Processo contra Portugal devido a contratos para navios da Marinha

Bruxelas instaurou procedimento de infração pela não aplicação ou uso incorreto da lei europeia no contrato com a West Sea

A eurodeputada Ana Gomes considera "extraordinário" que Bruxelas tenha aberto um procedimento de infração contra Portugal sobre um dossiê em que a justiça portuguesa "não fez nada".

"A Comissão chegou à conclusão de que houve violação" do direito comunitário, enquanto o Tribunal de Contas "visou os contratos" de construção de dois patrulhões para a Marinha pela West Sea e "a Procuradoria-Geral da República não fez nada", lamenta Ana Gomes ao DN, depois de questionada sobre a decisão tomada na última semana por Bruxelas de instaurar o referido processo de infração.

Portugal tem dois meses para responder a Bruxelas após a notificação, explicando o processo - decidido pelo anterior governo em maio de 2015 - de atribuir, por ajuste direto, a construção de dois navios de patrulha oceânica à West Sea. Esta empresa do Grupo Martifer ganhou a subconcessão dos Estaleiros Navais de Viana do Castelo (ENVC), que já estavam em processo de extinção.

O governo de Passos Coelho, onde José Pedro Aguiar-Branco era o ministro da Defesa, invocou "motivos de interesse público e urgência imperiosa [para] adquirir, no mais curto prazo possível", aqueles navios - que teriam de ser idênticos aos dois construídos e já entregues à Marinha pelos ENVC.

Ana Gomes reagiu logo nos dias seguintes, enviando cartas à Comissão, ao Tribunal de Contas e à PGR, requerendo que averiguassem "os factos relativos a esta encomenda" de 77 milhões de euros à luz das regras nacionais e europeias em matéria de atribuição de contratos públicos.

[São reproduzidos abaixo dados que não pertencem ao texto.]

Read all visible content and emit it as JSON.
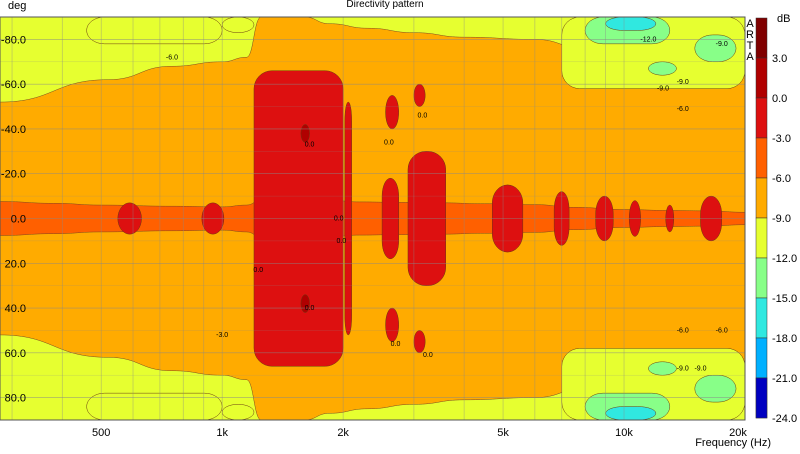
{
  "chart_data": {
    "type": "heatmap",
    "title": "Directivity pattern",
    "ylabel": "deg",
    "xlabel": "Frequency (Hz)",
    "brand": "ARTA",
    "x_scale": "log",
    "xlim": [
      280,
      20000
    ],
    "ylim": [
      -90,
      90
    ],
    "x_ticks": [
      {
        "value": 500,
        "label": "500"
      },
      {
        "value": 1000,
        "label": "1k"
      },
      {
        "value": 2000,
        "label": "2k"
      },
      {
        "value": 5000,
        "label": "5k"
      },
      {
        "value": 10000,
        "label": "10k"
      },
      {
        "value": 20000,
        "label": "20k"
      }
    ],
    "y_ticks": [
      {
        "value": -80,
        "label": "-80.0"
      },
      {
        "value": -60,
        "label": "-60.0"
      },
      {
        "value": -40,
        "label": "-40.0"
      },
      {
        "value": -20,
        "label": "-20.0"
      },
      {
        "value": 0,
        "label": "0.0"
      },
      {
        "value": 20,
        "label": "20.0"
      },
      {
        "value": 40,
        "label": "40.0"
      },
      {
        "value": 60,
        "label": "60.0"
      },
      {
        "value": 80,
        "label": "80.0"
      }
    ],
    "colorbar": {
      "unit": "dB",
      "levels": [
        {
          "value": 3,
          "label": "3.0",
          "color": "#b00000"
        },
        {
          "value": 0,
          "label": "0.0",
          "color": "#dd1010"
        },
        {
          "value": -3,
          "label": "-3.0",
          "color": "#ff6000"
        },
        {
          "value": -6,
          "label": "-6.0",
          "color": "#ffab00"
        },
        {
          "value": -9,
          "label": "-9.0",
          "color": "#e6ff30"
        },
        {
          "value": -12,
          "label": "-12.0",
          "color": "#88ff88"
        },
        {
          "value": -15,
          "label": "-15.0",
          "color": "#30e8e0"
        },
        {
          "value": -18,
          "label": "-18.0",
          "color": "#00b0ff"
        },
        {
          "value": -21,
          "label": "-21.0",
          "color": "#0050f0"
        },
        {
          "value": -24,
          "label": "-24.0",
          "color": "#0000c0"
        }
      ],
      "top_color": "#800000"
    },
    "level_bands": [
      {
        "level": -6,
        "segments": [
          {
            "x": 280,
            "w": 520
          },
          {
            "x": 520,
            "w": 620
          },
          {
            "x": 750,
            "w": 680
          },
          {
            "x": 1000,
            "w": 700
          },
          {
            "x": 1150,
            "w": 720
          },
          {
            "x": 1250,
            "w": 900
          },
          {
            "x": 1600,
            "w": 900
          },
          {
            "x": 1850,
            "w": 870
          },
          {
            "x": 2300,
            "w": 850
          },
          {
            "x": 3000,
            "w": 830
          },
          {
            "x": 4000,
            "w": 810
          },
          {
            "x": 6000,
            "w": 800
          },
          {
            "x": 8000,
            "w": 760
          },
          {
            "x": 10000,
            "w": 760
          },
          {
            "x": 13000,
            "w": 740
          },
          {
            "x": 16000,
            "w": 740
          },
          {
            "x": 20000,
            "w": 720
          }
        ]
      },
      {
        "level": -3,
        "segments": [
          {
            "x": 280,
            "w": 76
          },
          {
            "x": 380,
            "w": 68
          },
          {
            "x": 500,
            "w": 60
          },
          {
            "x": 750,
            "w": 55
          },
          {
            "x": 1000,
            "w": 52
          },
          {
            "x": 1150,
            "w": 60
          },
          {
            "x": 1250,
            "w": 82
          },
          {
            "x": 1800,
            "w": 84
          },
          {
            "x": 2200,
            "w": 74
          },
          {
            "x": 2800,
            "w": 72
          },
          {
            "x": 3500,
            "w": 70
          },
          {
            "x": 4500,
            "w": 66
          },
          {
            "x": 6000,
            "w": 62
          },
          {
            "x": 7500,
            "w": 50
          },
          {
            "x": 10000,
            "w": 40
          },
          {
            "x": 13000,
            "w": 36
          },
          {
            "x": 16000,
            "w": 34
          },
          {
            "x": 20000,
            "w": 28
          }
        ]
      }
    ],
    "level_blobs": [
      {
        "level": 0,
        "x1": 1200,
        "x2": 2000,
        "y1": -66,
        "y2": 66
      },
      {
        "level": 0,
        "x1": 2020,
        "x2": 2100,
        "y1": -52,
        "y2": 52
      },
      {
        "level": 0,
        "x1": 2900,
        "x2": 3600,
        "y1": -30,
        "y2": 30
      },
      {
        "level": 0,
        "x1": 2500,
        "x2": 2750,
        "y1": -18,
        "y2": 18
      },
      {
        "level": 0,
        "x1": 4700,
        "x2": 5600,
        "y1": -15,
        "y2": 15
      },
      {
        "level": 0,
        "x1": 6700,
        "x2": 7300,
        "y1": -12,
        "y2": 12
      },
      {
        "level": 0,
        "x1": 8500,
        "x2": 9400,
        "y1": -10,
        "y2": 10
      },
      {
        "level": 0,
        "x1": 10300,
        "x2": 11000,
        "y1": -8,
        "y2": 8
      },
      {
        "level": 0,
        "x1": 12700,
        "x2": 13300,
        "y1": -6,
        "y2": 6
      },
      {
        "level": 0,
        "x1": 15500,
        "x2": 17500,
        "y1": -10,
        "y2": 10
      },
      {
        "level": 0,
        "x1": 550,
        "x2": 630,
        "y1": -7,
        "y2": 7
      },
      {
        "level": 0,
        "x1": 890,
        "x2": 1010,
        "y1": -7,
        "y2": 7
      },
      {
        "level": 0,
        "x1": 2550,
        "x2": 2750,
        "y1": -55,
        "y2": -40
      },
      {
        "level": 0,
        "x1": 2550,
        "x2": 2750,
        "y1": 40,
        "y2": 55
      },
      {
        "level": 0,
        "x1": 3000,
        "x2": 3200,
        "y1": -60,
        "y2": -50
      },
      {
        "level": 0,
        "x1": 3000,
        "x2": 3200,
        "y1": 50,
        "y2": 60
      },
      {
        "level": 3,
        "x1": 1570,
        "x2": 1650,
        "y1": -42,
        "y2": -34
      },
      {
        "level": 3,
        "x1": 1570,
        "x2": 1650,
        "y1": 34,
        "y2": 42
      },
      {
        "level": -9,
        "x1": 460,
        "x2": 1000,
        "y1": -90,
        "y2": -78
      },
      {
        "level": -9,
        "x1": 460,
        "x2": 1000,
        "y1": 78,
        "y2": 90
      },
      {
        "level": -9,
        "x1": 1000,
        "x2": 1200,
        "y1": -90,
        "y2": -83
      },
      {
        "level": -9,
        "x1": 1000,
        "x2": 1200,
        "y1": 83,
        "y2": 90
      },
      {
        "level": -9,
        "x1": 7000,
        "x2": 20000,
        "y1": -90,
        "y2": -58
      },
      {
        "level": -9,
        "x1": 7000,
        "x2": 20000,
        "y1": 58,
        "y2": 90
      },
      {
        "level": -12,
        "x1": 8000,
        "x2": 13000,
        "y1": -90,
        "y2": -78
      },
      {
        "level": -12,
        "x1": 8000,
        "x2": 13000,
        "y1": 78,
        "y2": 90
      },
      {
        "level": -12,
        "x1": 15000,
        "x2": 19000,
        "y1": -82,
        "y2": -70
      },
      {
        "level": -12,
        "x1": 15000,
        "x2": 19000,
        "y1": 70,
        "y2": 82
      },
      {
        "level": -12,
        "x1": 11500,
        "x2": 13500,
        "y1": -70,
        "y2": -64
      },
      {
        "level": -12,
        "x1": 11500,
        "x2": 13500,
        "y1": 64,
        "y2": 70
      },
      {
        "level": -15,
        "x1": 9000,
        "x2": 12000,
        "y1": -90,
        "y2": -84
      },
      {
        "level": -15,
        "x1": 9000,
        "x2": 12000,
        "y1": 84,
        "y2": 90
      }
    ],
    "annotations": [
      {
        "x": 750,
        "y": -72,
        "label": "-6.0"
      },
      {
        "x": 1000,
        "y": 52,
        "label": "-3.0"
      },
      {
        "x": 1230,
        "y": 23,
        "label": "0.0"
      },
      {
        "x": 1650,
        "y": -33,
        "label": "0.0"
      },
      {
        "x": 1650,
        "y": 40,
        "label": "0.0"
      },
      {
        "x": 1950,
        "y": 0,
        "label": "0.0"
      },
      {
        "x": 1980,
        "y": 10,
        "label": "0.0"
      },
      {
        "x": 2600,
        "y": -34,
        "label": "0.0"
      },
      {
        "x": 3150,
        "y": -46,
        "label": "0.0"
      },
      {
        "x": 2700,
        "y": 56,
        "label": "0.0"
      },
      {
        "x": 3250,
        "y": 61,
        "label": "0.0"
      },
      {
        "x": 11500,
        "y": -80,
        "label": "-12.0"
      },
      {
        "x": 17500,
        "y": -78,
        "label": "-9.0"
      },
      {
        "x": 12500,
        "y": -58,
        "label": "-9.0"
      },
      {
        "x": 14000,
        "y": -61,
        "label": "-9.0"
      },
      {
        "x": 14000,
        "y": -49,
        "label": "-6.0"
      },
      {
        "x": 14000,
        "y": 50,
        "label": "-6.0"
      },
      {
        "x": 17500,
        "y": 50,
        "label": "-6.0"
      },
      {
        "x": 14000,
        "y": 67,
        "label": "-9.0"
      },
      {
        "x": 15500,
        "y": 67,
        "label": "-9.0"
      }
    ],
    "grid": true
  }
}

Em causa, segundo a eurodeputada, estavam "questões de compatibilidade com o direito europeu da concorrência (auxílios estatais) e do mercado interno (contratação pública)".

O facto de o Estado ter investido 25 milhões de euros para ficar na posse do projeto de construção dos patrulhões feito pelos ENVC, cedendo-os depois "a uma empresa privada sem experiência de construção de navios e muito menos de guerra", foi um dos factos que Ana Gomes evoca ao DN como estando na base dos seus pedidos de inquérito.

O Ministério da Defesa confirmou ao DN que "os processos de infração desencadeados pela Comissão Europeia contra [...] Portugal, pela não aplicação, ou aplicação incorreta, da legislação da União Europeia em matéria de contratos públicos nos mercados da Defesa e Segurança, dizem respeito ao contrato de ajuste direto com a West Sea". Contudo, "aguardamos, neste momento, a notificação da Comissão Europeia à qual o governo tem dois meses para analisar e responder".

Note-se que, à luz das regras europeias, esta decisão de Bruxelas significa que Portugal deu esclarecimentos incompletos às dúvidas suscitadas nas primeiras fases do processo. Isso decorre da carta em que a comissária europeia Elzbieta Bienkowska (Mercado Interno) informou Ana Gomes, em junho de 2017, de que os seus serviços estavam "a analisar as informações recebidas" para depois proporem "o seguimento adequado".

Elzbieta Bienkowska lembrava na mesma carta que ainda está em curso um "procedimento de recuperação" por causa do "auxílio ilegal e incompatível" de 290 milhões de euros dado pelo Estado - durante os governos de José Sócrates - aos ENVC (e ainda não resolvido).